Estate planning isn’t only for what happens after death

Wills, trusts and beneficiary designations are words often associated with planning for what happens after a Delaware resident’s death. What about words like power of attorney, health care directive and living will? These aspects of estate planning are equally as important to the process because they focus on taking care of an individual during life in the event that they become unable to make decisions for or otherwise take care of themselves at some point due to age, accident or illness.

Who will make health care decisions under these circumstances? Without proper planning, that might be up to a Delaware court instead of the incapacitated person. Family members may end up in court arguing over who should have the right to make these decisions, and in the meantime, the individual may need more immediate attention. A health care power of attorney could appoint someone of the individual’s choosing to take care of this crucial task.
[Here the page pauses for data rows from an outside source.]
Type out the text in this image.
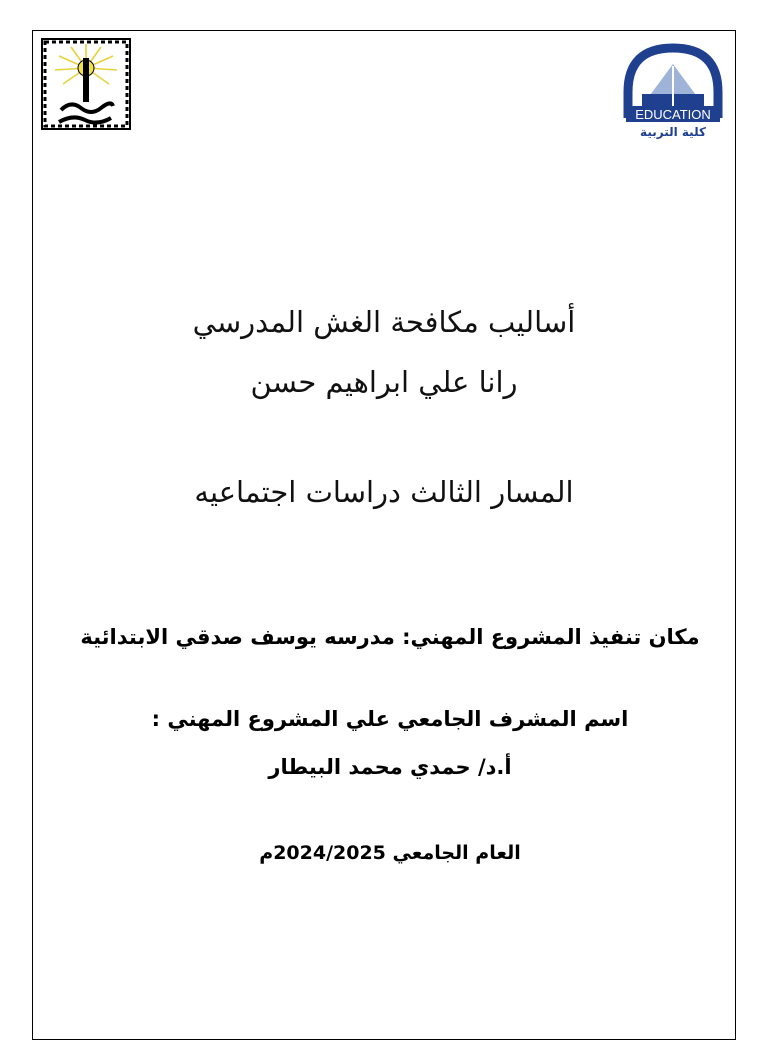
EDUCATION
كلية التربية
أساليب مكافحة الغش المدرسي
رانا علي ابراهيم حسن
المسار الثالث دراسات اجتماعيه
مكان تنفيذ المشروع المهني: مدرسه يوسف صدقي الابتدائية
اسم المشرف الجامعي علي المشروع المهني :
أ.د/ حمدي محمد البيطار
العام الجامعي 2024/2025م
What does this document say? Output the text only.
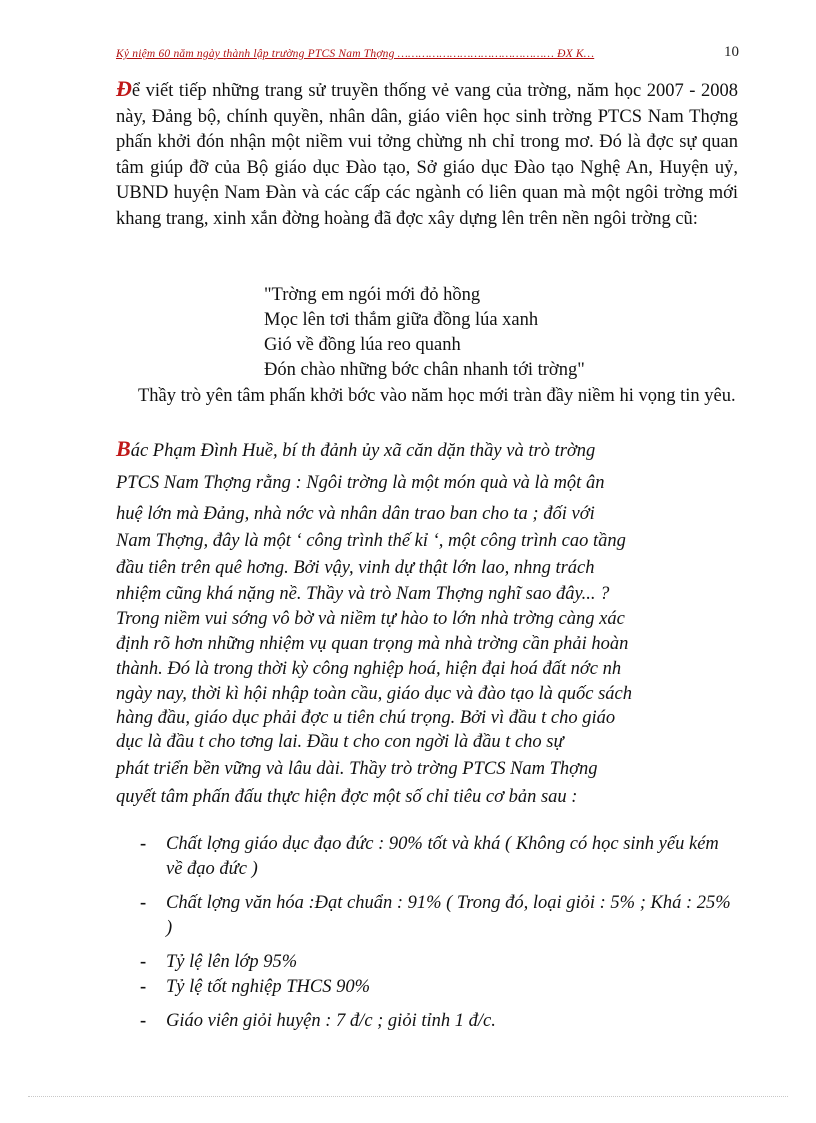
Kỷ niệm 60 năm ngày thành lập trường PTCS Nam Thợng ……………………………………… ĐX K…	10
Để viết tiếp những trang sử truyền thống vẻ vang của trờng, năm học 2007 - 2008 này, Đảng bộ, chính quyền, nhân dân, giáo viên học sinh trờng PTCS Nam Thợng phấn khởi đón nhận một niềm vui tởng chừng nh chỉ trong mơ. Đó là đợc sự quan tâm giúp đỡ của Bộ giáo dục Đào tạo, Sở giáo dục Đào tạo Nghệ An, Huyện uỷ, UBND huyện Nam Đàn và các cấp các ngành có liên quan mà một ngôi trờng mới khang trang, xinh xắn đờng hoàng đã đợc xây dựng lên trên nền ngôi trờng cũ:
"Trờng em ngói mới đỏ hồng
Mọc lên tơi thắm giữa đồng lúa xanh
Gió về đồng lúa reo quanh
Đón chào những bớc chân nhanh tới trờng"
Thầy trò yên tâm phấn khởi bớc vào năm học mới tràn đầy niềm hi vọng tin yêu.
Bác Phạm Đình Huề, bí th đảnh ủy xã căn dặn thầy và trò trờng
PTCS Nam Thợng rằng : Ngôi trờng là một món quà và là một ân
huệ lớn mà Đảng, nhà nớc và nhân dân trao ban cho ta ; đối với
Nam Thợng, đây là một ‘ công trình thế kỉ ‘, một công trình cao tầng
đầu tiên trên quê hơng. Bởi vậy, vinh dự thật lớn lao, nhng trách
nhiệm cũng khá nặng nề. Thầy và trò Nam Thợng nghĩ sao đây... ?
Trong niềm vui sớng vô bờ và niềm tự hào to lớn nhà trờng càng xác
định rõ hơn những nhiệm vụ quan trọng mà nhà trờng cần phải hoàn
thành. Đó là trong thời kỳ công nghiệp hoá, hiện đại hoá đất nớc nh
ngày nay, thời kì hội nhập toàn cầu, giáo dục và đào tạo là quốc sách
hàng đầu, giáo dục phải đợc u tiên chú trọng. Bởi vì đầu t cho giáo
dục là đầu t cho tơng lai. Đầu t cho con ngời là đầu t cho sự
phát triển bền vững và lâu dài. Thầy trò trờng PTCS Nam Thợng
quyết tâm phấn đấu thực hiện đợc một số chỉ tiêu cơ bản sau :
- Chất lợng giáo dục đạo đức : 90% tốt và khá ( Không có học sinh yếu kém về đạo đức )
- Chất lợng văn hóa :Đạt chuẩn : 91% ( Trong đó, loại giỏi : 5% ; Khá : 25% )
- Tỷ lệ lên lớp 95%
- Tỷ lệ tốt nghiệp THCS 90%
- Giáo viên giỏi huyện : 7 đ/c ; giỏi tỉnh 1 đ/c.
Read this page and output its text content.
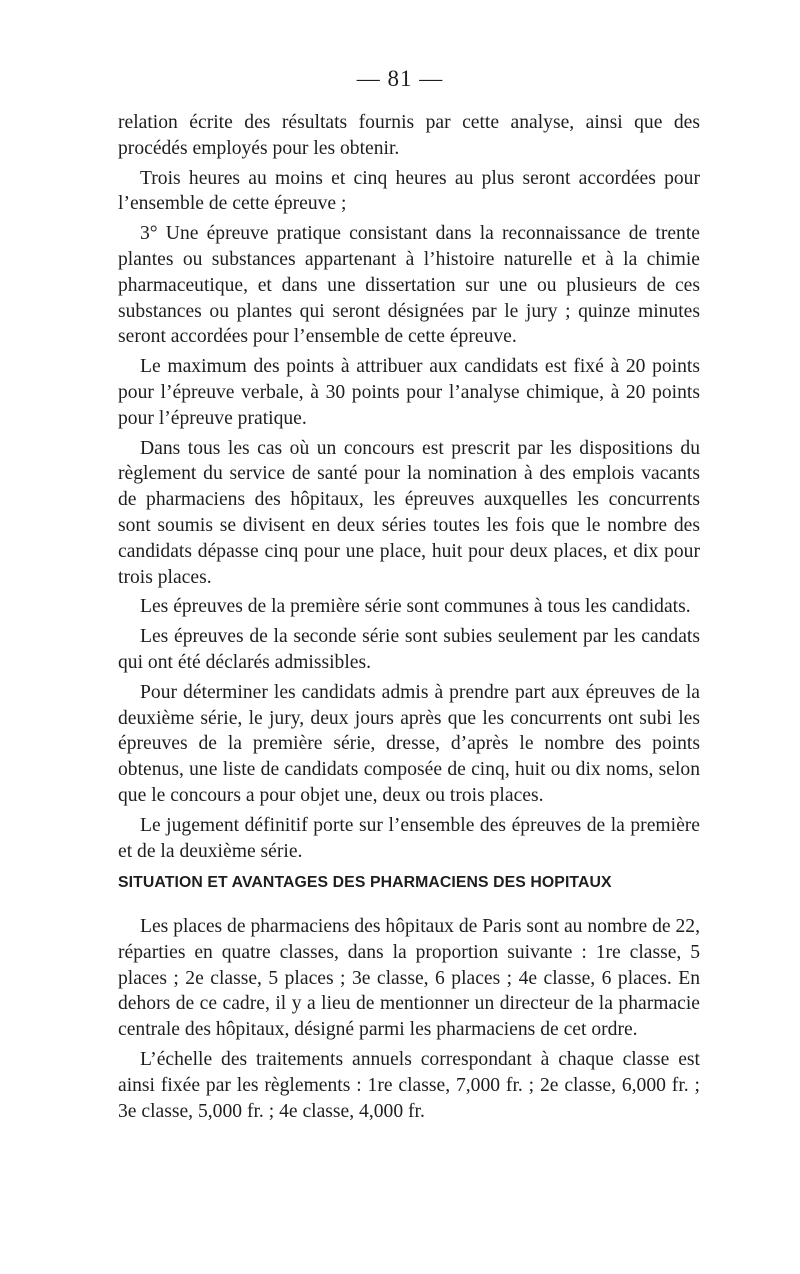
— 81 —

relation écrite des résultats fournis par cette analyse, ainsi que des procédés employés pour les obtenir.

Trois heures au moins et cinq heures au plus seront accordées pour l’ensemble de cette épreuve ;

3° Une épreuve pratique consistant dans la reconnaissance de trente plantes ou substances appartenant à l’histoire naturelle et à la chimie pharmaceutique, et dans une dissertation sur une ou plusieurs de ces substances ou plantes qui seront désignées par le jury ; quinze minutes seront accordées pour l’ensemble de cette épreuve.

Le maximum des points à attribuer aux candidats est fixé à 20 points pour l’épreuve verbale, à 30 points pour l’analyse chimique, à 20 points pour l’épreuve pratique.

Dans tous les cas où un concours est prescrit par les dispositions du règlement du service de santé pour la nomination à des emplois vacants de pharmaciens des hôpitaux, les épreuves auxquelles les concurrents sont soumis se divisent en deux séries toutes les fois que le nombre des candidats dépasse cinq pour une place, huit pour deux places, et dix pour trois places.

Les épreuves de la première série sont communes à tous les candidats.

Les épreuves de la seconde série sont subies seulement par les candats qui ont été déclarés admissibles.

Pour déterminer les candidats admis à prendre part aux épreuves de la deuxième série, le jury, deux jours après que les concurrents ont subi les épreuves de la première série, dresse, d’après le nombre des points obtenus, une liste de candidats composée de cinq, huit ou dix noms, selon que le concours a pour objet une, deux ou trois places.

Le jugement définitif porte sur l’ensemble des épreuves de la première et de la deuxième série.

SITUATION ET AVANTAGES DES PHARMACIENS DES HOPITAUX

Les places de pharmaciens des hôpitaux de Paris sont au nombre de 22, réparties en quatre classes, dans la proportion suivante : 1re classe, 5 places ; 2e classe, 5 places ; 3e classe, 6 places ; 4e classe, 6 places. En dehors de ce cadre, il y a lieu de mentionner un directeur de la pharmacie centrale des hôpitaux, désigné parmi les pharmaciens de cet ordre.

L’échelle des traitements annuels correspondant à chaque classe est ainsi fixée par les règlements : 1re classe, 7,000 fr. ; 2e classe, 6,000 fr. ; 3e classe, 5,000 fr. ; 4e classe, 4,000 fr.
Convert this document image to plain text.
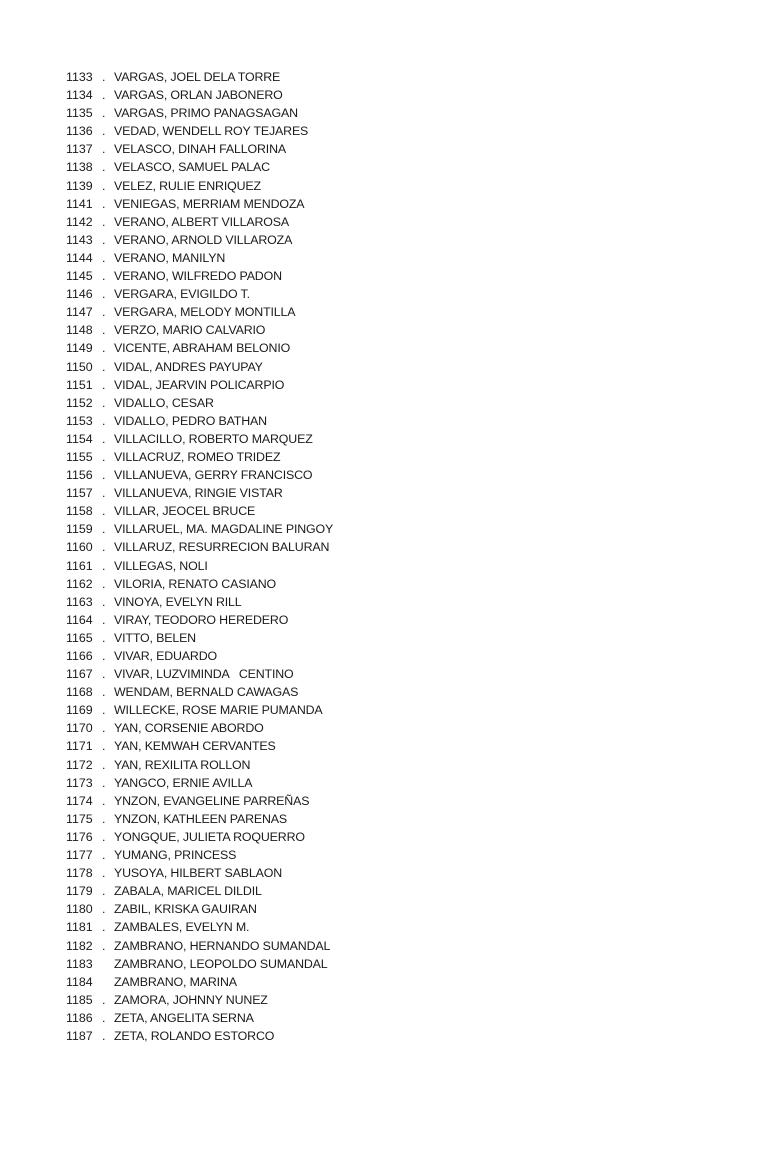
1133 . VARGAS, JOEL DELA TORRE
1134 . VARGAS, ORLAN JABONERO
1135 . VARGAS, PRIMO PANAGSAGAN
1136 . VEDAD, WENDELL ROY TEJARES
1137 . VELASCO, DINAH FALLORINA
1138 . VELASCO, SAMUEL PALAC
1139 . VELEZ, RULIE ENRIQUEZ
1141 . VENIEGAS, MERRIAM MENDOZA
1142 . VERANO, ALBERT VILLAROSA
1143 . VERANO, ARNOLD VILLAROZA
1144 . VERANO, MANILYN
1145 . VERANO, WILFREDO PADON
1146 . VERGARA, EVIGILDO T.
1147 . VERGARA, MELODY MONTILLA
1148 . VERZO, MARIO CALVARIO
1149 . VICENTE, ABRAHAM BELONIO
1150 . VIDAL, ANDRES PAYUPAY
1151 . VIDAL, JEARVIN POLICARPIO
1152 . VIDALLO, CESAR
1153 . VIDALLO, PEDRO BATHAN
1154 . VILLACILLO, ROBERTO MARQUEZ
1155 . VILLACRUZ, ROMEO TRIDEZ
1156 . VILLANUEVA, GERRY FRANCISCO
1157 . VILLANUEVA, RINGIE VISTAR
1158 . VILLAR, JEOCEL BRUCE
1159 . VILLARUEL, MA. MAGDALINE PINGOY
1160 . VILLARUZ, RESURRECION BALURAN
1161 . VILLEGAS, NOLI
1162 . VILORIA, RENATO CASIANO
1163 . VINOYA, EVELYN RILL
1164 . VIRAY, TEODORO HEREDERO
1165 . VITTO, BELEN
1166 . VIVAR, EDUARDO
1167 . VIVAR, LUZVIMINDA   CENTINO
1168 . WENDAM, BERNALD CAWAGAS
1169 . WILLECKE, ROSE MARIE PUMANDA
1170 . YAN, CORSENIE ABORDO
1171 . YAN, KEMWAH CERVANTES
1172 . YAN, REXILITA ROLLON
1173 . YANGCO, ERNIE AVILLA
1174 . YNZON, EVANGELINE PARREÑAS
1175 . YNZON, KATHLEEN PARENAS
1176 . YONGQUE, JULIETA ROQUERRO
1177 . YUMANG, PRINCESS
1178 . YUSOYA, HILBERT SABLAON
1179 . ZABALA, MARICEL DILDIL
1180 . ZABIL, KRISKA GAUIRAN
1181 . ZAMBALES, EVELYN M.
1182 . ZAMBRANO, HERNANDO SUMANDAL
1183 ZAMBRANO, LEOPOLDO SUMANDAL
1184 ZAMBRANO, MARINA
1185 . ZAMORA, JOHNNY NUNEZ
1186 . ZETA, ANGELITA SERNA
1187 . ZETA, ROLANDO ESTORCO
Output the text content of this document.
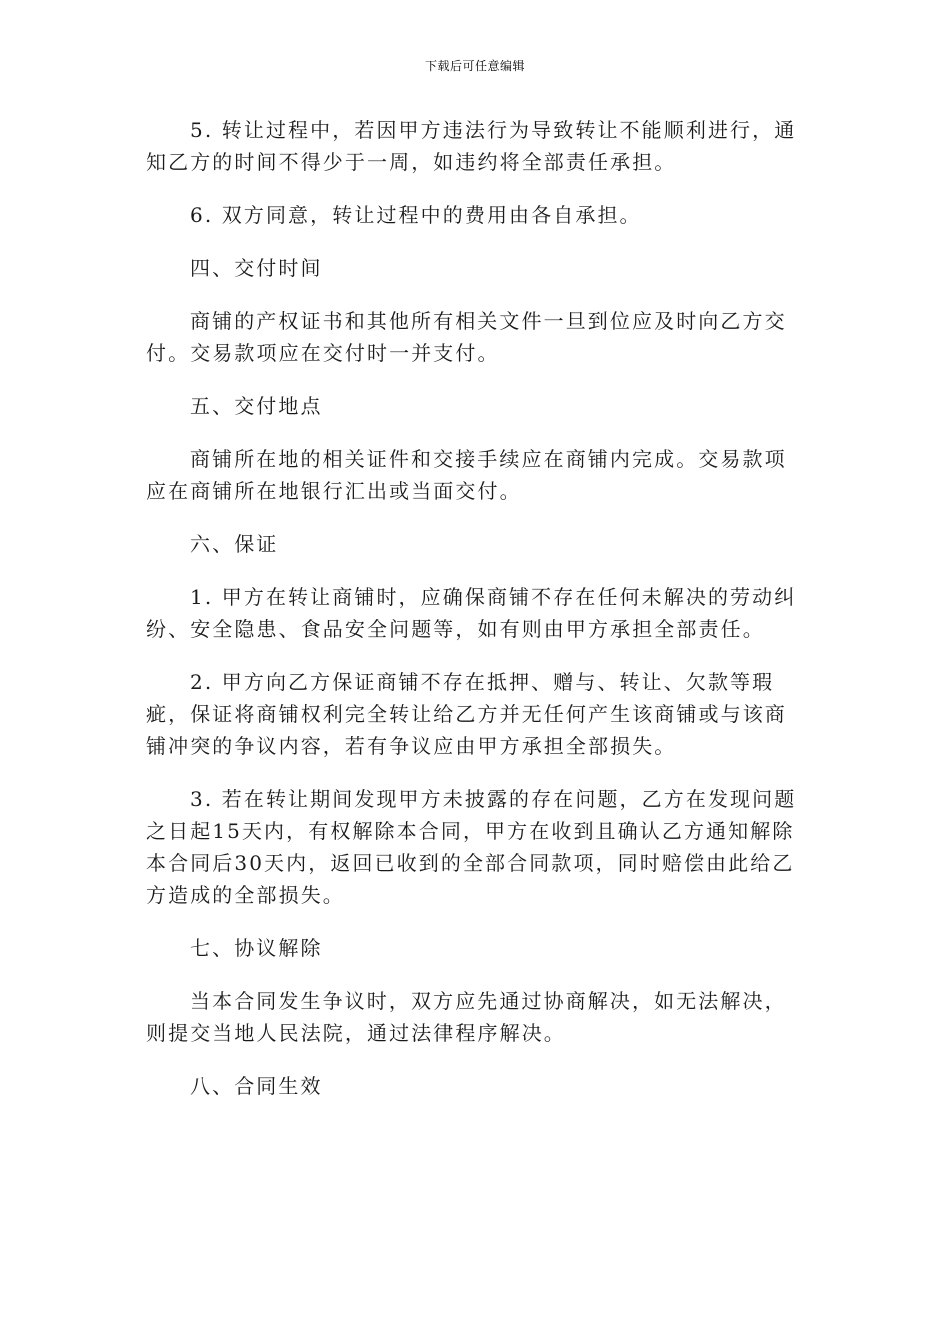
下载后可任意编辑

5. 转让过程中，若因甲方违法行为导致转让不能顺利进行，通知乙方的时间不得少于一周，如违约将全部责任承担。

6. 双方同意，转让过程中的费用由各自承担。

四、交付时间

商铺的产权证书和其他所有相关文件一旦到位应及时向乙方交付。交易款项应在交付时一并支付。

五、交付地点

商铺所在地的相关证件和交接手续应在商铺内完成。交易款项应在商铺所在地银行汇出或当面交付。

六、保证

1. 甲方在转让商铺时，应确保商铺不存在任何未解决的劳动纠纷、安全隐患、食品安全问题等，如有则由甲方承担全部责任。

2. 甲方向乙方保证商铺不存在抵押、赠与、转让、欠款等瑕疵，保证将商铺权利完全转让给乙方并无任何产生该商铺或与该商铺冲突的争议内容，若有争议应由甲方承担全部损失。

3. 若在转让期间发现甲方未披露的存在问题，乙方在发现问题之日起15天内，有权解除本合同，甲方在收到且确认乙方通知解除本合同后30天内，返回已收到的全部合同款项，同时赔偿由此给乙方造成的全部损失。

七、协议解除

当本合同发生争议时，双方应先通过协商解决，如无法解决，则提交当地人民法院，通过法律程序解决。

八、合同生效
Who will pay the bills and take care of other financial decisions? Again, without planning, the courts may be deciding who will handle these tasks. Instead, the individual could make that decision beforehand. He or she would also have the opportunity to limit the financial tasks the agent handles. These documents could also require certification from a doctor or some other appropriate authority in order for them to be used.

Maintaining control of how things progress is one of the primary purposes of estate planning. Failing to use this power for incapacitation could end up being a mistake. There is nothing wrong with an individual taking care of his or herself first before making arrangements to care for everyone else after death.